Siobhan Melia, chair of the Community Network hosted by NHS Providers and the NHS Confederation, said: ‘Having staff from primary care, community services and social care working collaboratively to deliver care but facing significant differences in pay, terms and conditions – as well as training and development opportunities – is a sizeable barrier.’

She added: ‘Although not insurmountable at a local level, at worst, this can have a negative impact on morale and retention across the team as a whole. At best, it can create considerable complexity for local leaders to navigate equitably with staff. This is a challenge that needs to be overcome with government support for long-term, fully funded workforce planning for health and care.’

The report also found that ‘the supply of community staff has not kept up with increases in demand’, with one provider saying they are experiencing vacancy rates of 25% in health visitor roles, although there is no publicly available NHS vacancy data for community roles.

The worst staff shortages were in specialist services such as podiatry, and children’s and young people’s speech and language therapy. Community care providers fear that it will be ‘difficult to address these backlogs within existing workforce capacity’.

This comes as the latest official NHS data shows the overall number of full-time equivalent community nurses stood at 37,649 in April, compared to 40,537 in April 2012. 

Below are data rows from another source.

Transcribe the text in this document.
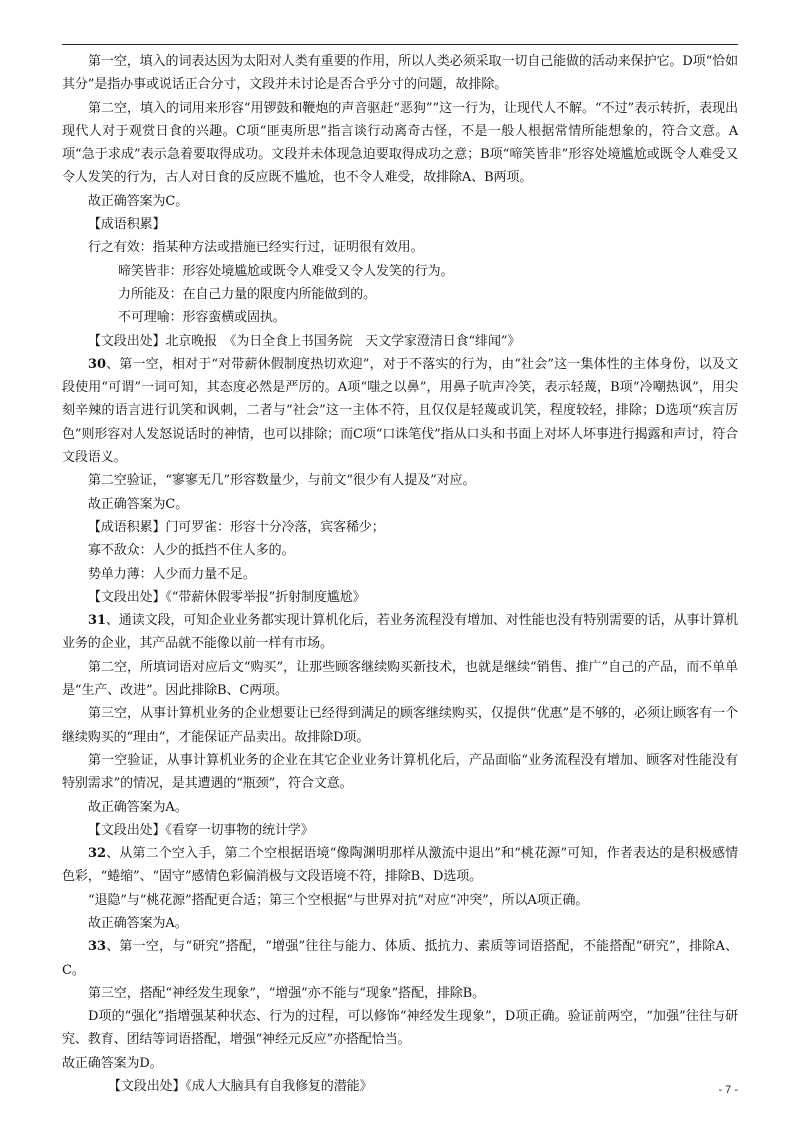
第一空，填入的词表达因为太阳对人类有重要的作用，所以人类必须采取一切自己能做的活动来保护它。D项“恰如其分”是指办事或说话正合分寸，文段并未讨论是否合乎分寸的问题，故排除。

第二空，填入的词用来形容“用锣鼓和鞭炮的声音驱赶“恶狗””这一行为，让现代人不解。“不过”表示转折，表现出现代人对于观赏日食的兴趣。C项“匪夷所思”指言谈行动离奇古怪，不是一般人根据常情所能想象的，符合文意。A项“急于求成”表示急着要取得成功。文段并未体现急迫要取得成功之意；B项“啼笑皆非”形容处境尴尬或既令人难受又令人发笑的行为，古人对日食的反应既不尴尬，也不令人难受，故排除A、B两项。

故正确答案为C。

【成语积累】

行之有效：指某种方法或措施已经实行过，证明很有效用。

啼笑皆非：形容处境尴尬或既令人难受又令人发笑的行为。

力所能及：在自己力量的限度内所能做到的。

不可理喻：形容蛮横或固执。

【文段出处】北京晚报　《为日全食上书国务院　天文学家澄清日食“绯闻”》

30、第一空，相对于“对带薪休假制度热切欢迎”，对于不落实的行为，由“社会”这一集体性的主体身份，以及文段使用“可谓”一词可知，其态度必然是严厉的。A项“嗤之以鼻”，用鼻子吭声冷笑，表示轻蔑，B项“冷嘲热讽”，用尖刻辛辣的语言进行讥笑和讽刺，二者与“社会”这一主体不符，且仅仅是轻蔑或讥笑，程度较轻，排除；D选项“疾言厉色”则形容对人发怒说话时的神情，也可以排除；而C项“口诛笔伐”指从口头和书面上对坏人坏事进行揭露和声讨，符合文段语义。

第二空验证，“寥寥无几”形容数量少，与前文“很少有人提及”对应。

故正确答案为C。

【成语积累】门可罗雀：形容十分冷落，宾客稀少；

寡不敌众：人少的抵挡不住人多的。

势单力薄：人少而力量不足。

【文段出处】《“带薪休假零举报”折射制度尴尬》

31、通读文段，可知企业业务都实现计算机化后，若业务流程没有增加、对性能也没有特别需要的话，从事计算机业务的企业，其产品就不能像以前一样有市场。

第二空，所填词语对应后文“购买”，让那些顾客继续购买新技术，也就是继续“销售、推广”自己的产品，而不单单是“生产、改进”。因此排除B、C两项。

第三空，从事计算机业务的企业想要让已经得到满足的顾客继续购买，仅提供“优惠”是不够的，必须让顾客有一个继续购买的“理由”，才能保证产品卖出。故排除D项。

第一空验证，从事计算机业务的企业在其它企业业务计算机化后，产品面临“业务流程没有增加、顾客对性能没有特别需求”的情况，是其遭遇的“瓶颈”，符合文意。

故正确答案为A。

【文段出处】《看穿一切事物的统计学》

32、从第二个空入手，第二个空根据语境“像陶渊明那样从激流中退出”和“桃花源”可知，作者表达的是积极感情色彩，“蜷缩”、“固守”感情色彩偏消极与文段语境不符，排除B、D选项。

“退隐”与“桃花源”搭配更合适；第三个空根据“与世界对抗”对应“冲突”，所以A项正确。

故正确答案为A。

33、第一空，与“研究”搭配，“增强”往往与能力、体质、抵抗力、素质等词语搭配，不能搭配“研究”，排除A、C。

第三空，搭配“神经发生现象”，“增强”亦不能与“现象”搭配，排除B。

D项的“强化”指增强某种状态、行为的过程，可以修饰“神经发生现象”，D项正确。验证前两空，“加强”往往与研究、教育、团结等词语搭配，增强“神经元反应”亦搭配恰当。

故正确答案为D。

【文段出处】《成人大脑具有自我修复的潜能》	- 7 -
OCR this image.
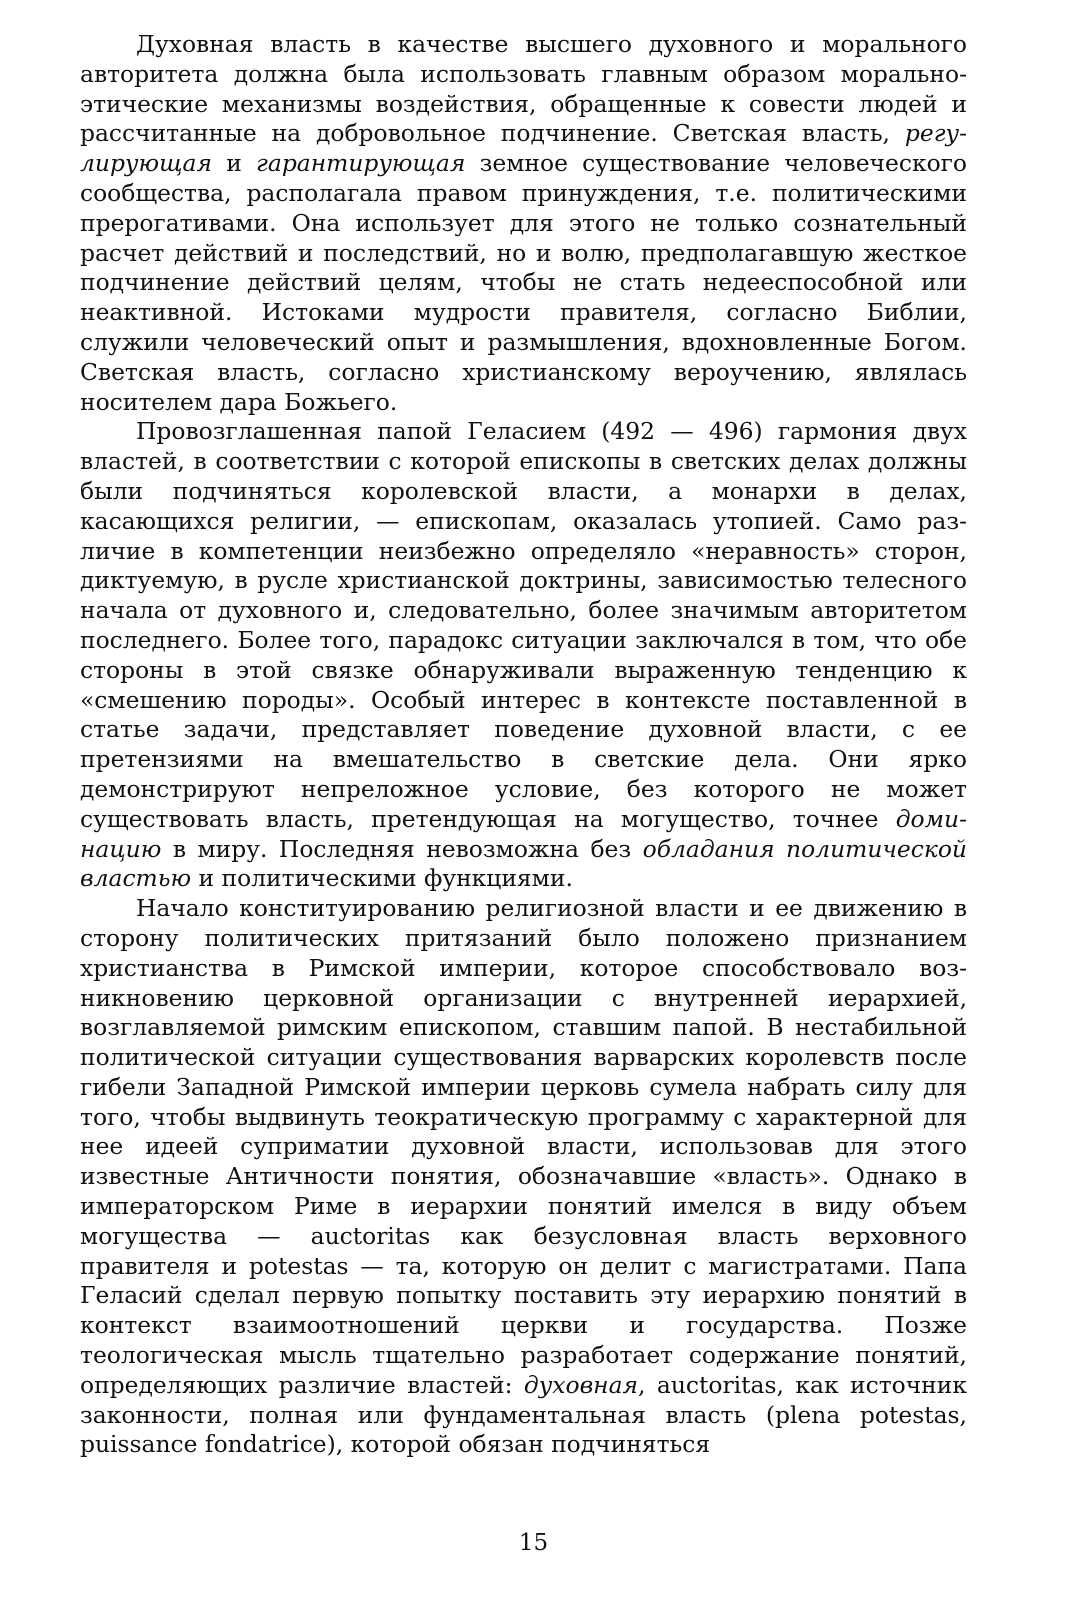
Духовная власть в качестве высшего духовного и морального авторитета должна была использовать главным образом морально-этические механизмы воздействия, обращенные к совести людей и рассчитанные на добровольное подчинение. Светская власть, регулирующая и гарантирующая земное существование человеческого сообщества, располагала правом принуждения, т.е. политическими прерогативами. Она использует для этого не только сознательный расчет действий и последствий, но и волю, предполагавшую жесткое подчинение действий целям, чтобы не стать недееспособной или неактивной. Истоками мудрости правителя, согласно Библии, служили человеческий опыт и размышления, вдохновленные Богом. Светская власть, согласно христианскому вероучению, являлась носителем дара Божьего.

Провозглашенная папой Геласием (492 — 496) гармония двух властей, в соответствии с которой епископы в светских делах должны были подчиняться королевской власти, а монархи в делах, касающихся религии, — епископам, оказалась утопией. Само различие в компетенции неизбежно определяло «неравность» сторон, диктуемую, в русле христианской доктрины, зависимостью телесного начала от духовного и, следовательно, более значимым авторитетом последнего. Более того, парадокс ситуации заключался в том, что обе стороны в этой связке обнаруживали выраженную тенденцию к «смешению породы». Особый интерес в контексте поставленной в статье задачи, представляет поведение духовной власти, с ее претензиями на вмешательство в светские дела. Они ярко демонстрируют непреложное условие, без которого не может существовать власть, претендующая на могущество, точнее доминацию в миру. Последняя невозможна без обладания политической властью и политическими функциями.

Начало конституированию религиозной власти и ее движению в сторону политических притязаний было положено признанием христианства в Римской империи, которое способствовало возникновению церковной организации с внутренней иерархией, возглавляемой римским епископом, ставшим папой. В нестабильной политической ситуации существования варварских королевств после гибели Западной Римской империи церковь сумела набрать силу для того, чтобы выдвинуть теократическую программу с характерной для нее идеей суприматии духовной власти, использовав для этого известные Античности понятия, обозначавшие «власть». Однако в императорском Риме в иерархии понятий имелся в виду объем могущества — auctoritas как безусловная власть верховного правителя и potestas — та, которую он делит с магистратами. Папа Геласий сделал первую попытку поставить эту иерархию понятий в контекст взаимоотношений церкви и государства. Позже теологическая мысль тщательно разработает содержание понятий, определяющих различие властей: духовная, auctoritas, как источник законности, полная или фундаментальная власть (plena potestas, puissance fondatrice), которой обязан подчиняться

15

A recent NHS Providers survey of community care leaders in the NHS found that 98% think that workforce shortages in community care will slow down the backlog recovery, while 97% said that shortages were having a ‘a serious and detrimental impact on services’.

While NHS Providers claims that the recent scrapping of the BTEC courses in health and social care will ‘put at risk an important health staffing pipeline that allows thousands of potential nursing and midwifery recruits to join degree courses each year’, it also states that ‘expanding and developing new roles will attract more staff into the community sector’.

Furthermore, continuing to develop good connections with the higher education sector would also improve recruitment into social care and staff retention, the report claimed.